We are a commune of inquiring, skeptical, politically centrist, capitalist, anglophile, traditionalist New England Yankee humans, humanoids, and animals with many interests beyond and above politics. Each of us has had a high-school education (or GED), but all had ADD so didn't pay attention very well, especially the dogs. Each one of us does "try my best to be just like I am," and none of us enjoys working for others, including for Maggie, from whom we receive neither a nickel nor a dime. Freedom from nags, cranks, government, do-gooders, control-freaks and idiots is all that we ask for.
My photo uploading system is testing my patience today. Thus some totally random and disorganized trip pics, beginning with this Bavarian farm scene near the hamlet of Baernzell, not far from Deggendorf on the Danube, with the great Bavarian Forest in the background (which is now part of a giant Czech-German wilderness park system). From hilltops here you can see the Czech Rep. (which I still call Czechoslovakia).
More pics below the fold. I'll try to get better organized soon.
Typical hamlet in the Austrian Wachau Velley, which is fortunate in its Riesling microclimate. The less-steep hillsides are all Riesling vineyards:
Some of the gardens of the Schonbrunn Palace (I don't do umlauts on this blog) in Vienna, a Hapsburg vacation house, just before the rain got going:
A light lunch on board our ship. The meat on the left is roast suckling pig. Yes, I do like applesauce - and mustard:
I said these pics were random. This is the view from Freud's office window in Vienna:
In a kids' clothing shop in Melk, Austria. Kids and some adults do wear lederhosen.
A Viennese coffee and Coke break for me and one of my wonderful daughters before entering the Belvedere Palace to see the Klimts, Kokoshkas, and the Egon Schieles which really knocked us out.
Our river boat tied up in tandem on the quay in Vienna, a quick walk and subway trip to Stephansplatz.

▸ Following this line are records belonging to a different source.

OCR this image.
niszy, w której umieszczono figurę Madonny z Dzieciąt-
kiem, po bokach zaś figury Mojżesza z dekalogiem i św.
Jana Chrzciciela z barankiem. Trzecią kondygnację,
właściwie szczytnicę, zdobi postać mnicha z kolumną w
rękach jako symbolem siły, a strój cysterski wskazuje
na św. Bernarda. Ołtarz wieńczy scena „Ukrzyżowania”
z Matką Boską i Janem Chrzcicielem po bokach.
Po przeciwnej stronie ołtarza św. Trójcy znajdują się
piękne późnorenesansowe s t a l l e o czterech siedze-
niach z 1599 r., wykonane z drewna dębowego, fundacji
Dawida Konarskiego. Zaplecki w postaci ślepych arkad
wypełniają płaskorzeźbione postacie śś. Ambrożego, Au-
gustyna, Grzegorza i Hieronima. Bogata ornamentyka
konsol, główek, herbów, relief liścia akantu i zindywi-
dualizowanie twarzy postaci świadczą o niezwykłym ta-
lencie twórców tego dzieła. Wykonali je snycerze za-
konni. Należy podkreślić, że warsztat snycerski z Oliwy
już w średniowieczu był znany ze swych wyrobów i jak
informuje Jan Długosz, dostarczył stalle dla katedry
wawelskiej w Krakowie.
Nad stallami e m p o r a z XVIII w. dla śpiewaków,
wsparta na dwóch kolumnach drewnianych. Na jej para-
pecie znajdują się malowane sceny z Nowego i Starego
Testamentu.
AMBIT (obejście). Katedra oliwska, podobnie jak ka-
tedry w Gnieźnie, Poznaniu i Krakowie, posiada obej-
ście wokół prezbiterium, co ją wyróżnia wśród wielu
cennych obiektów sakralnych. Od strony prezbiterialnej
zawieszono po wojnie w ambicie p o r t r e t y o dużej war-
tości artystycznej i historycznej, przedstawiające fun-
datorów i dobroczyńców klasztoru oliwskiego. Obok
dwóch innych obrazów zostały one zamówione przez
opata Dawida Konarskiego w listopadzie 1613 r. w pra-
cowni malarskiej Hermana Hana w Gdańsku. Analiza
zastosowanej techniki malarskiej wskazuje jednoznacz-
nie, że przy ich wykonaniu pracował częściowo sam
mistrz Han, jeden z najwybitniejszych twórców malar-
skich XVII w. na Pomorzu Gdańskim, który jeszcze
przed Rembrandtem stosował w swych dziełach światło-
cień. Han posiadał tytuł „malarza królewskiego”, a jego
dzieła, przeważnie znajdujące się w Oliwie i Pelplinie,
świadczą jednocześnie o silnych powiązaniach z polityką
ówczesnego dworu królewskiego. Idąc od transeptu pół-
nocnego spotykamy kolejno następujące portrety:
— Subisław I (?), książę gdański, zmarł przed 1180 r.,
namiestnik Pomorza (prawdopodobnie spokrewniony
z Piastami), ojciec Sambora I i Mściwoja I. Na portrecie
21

A small, isolated farm on the Danube in the Wachau Valley:
Another Wachau Valley hamlet. Churches with the onion-topped spires, which we think look more like garlic:
I think this was the Rathaus in Passau. Very cool place to visit, Passau. Austria, near the German border, where the Inn River joins the Danube. At that point, the Inn is a bigger river than the Danube.
A young Rook on garbage cans in Vienna. He must have read that Vienna was recently voted the most gracious and liveable city in the world. Easy to see why, even for a Rook.
Two years ago, my wife and I sailed from Passau to Budapest on the River Empress - 9 days. My first trip to continental Europe and the most relaxing vacation I have ever had. The sights and the people we met along the way, from the crew and fellow travelers to the residents of all the cities and villages we explored were interesting, courteous and fun. The food onboard was outstanding and we had to force ourselves to get off the boat and sample some of the local offerings! We certainly saw our share of churches and castles as well!
What a way to travel! Highly recommended! Great pics that bring back many good memories! Thank you !
Your great pics have inspired me to look into a Rhine/Danube river excursion myself. I've always wanted to do one but never seized the opportunity - even when I lived in the UK and Europe (shame on me).
Whenever I look at German and Austrian farm- and woodlands, I remember my service days in the Canadian Forces, crashing around (what was then) West Germany on NATO exercises.
What always struck me was the Teutonic tidiness and precision of the landscape. The left edge of that manicured and pruned clump of trees was so exactly positioned on your German 1/50,000-scale tac map that you could almost do survey work from it!
After reunification, a trip into what had been East Germany was always revealing. The moment you crossed the former "Inter-German Border", the farms and the landscape somehow became that much more patchy and untidy.
I figured if that was what communism could do even to the meticulous habits of the Germans, my humble part in opposing it as a Canadian soldier had all been worthwhile.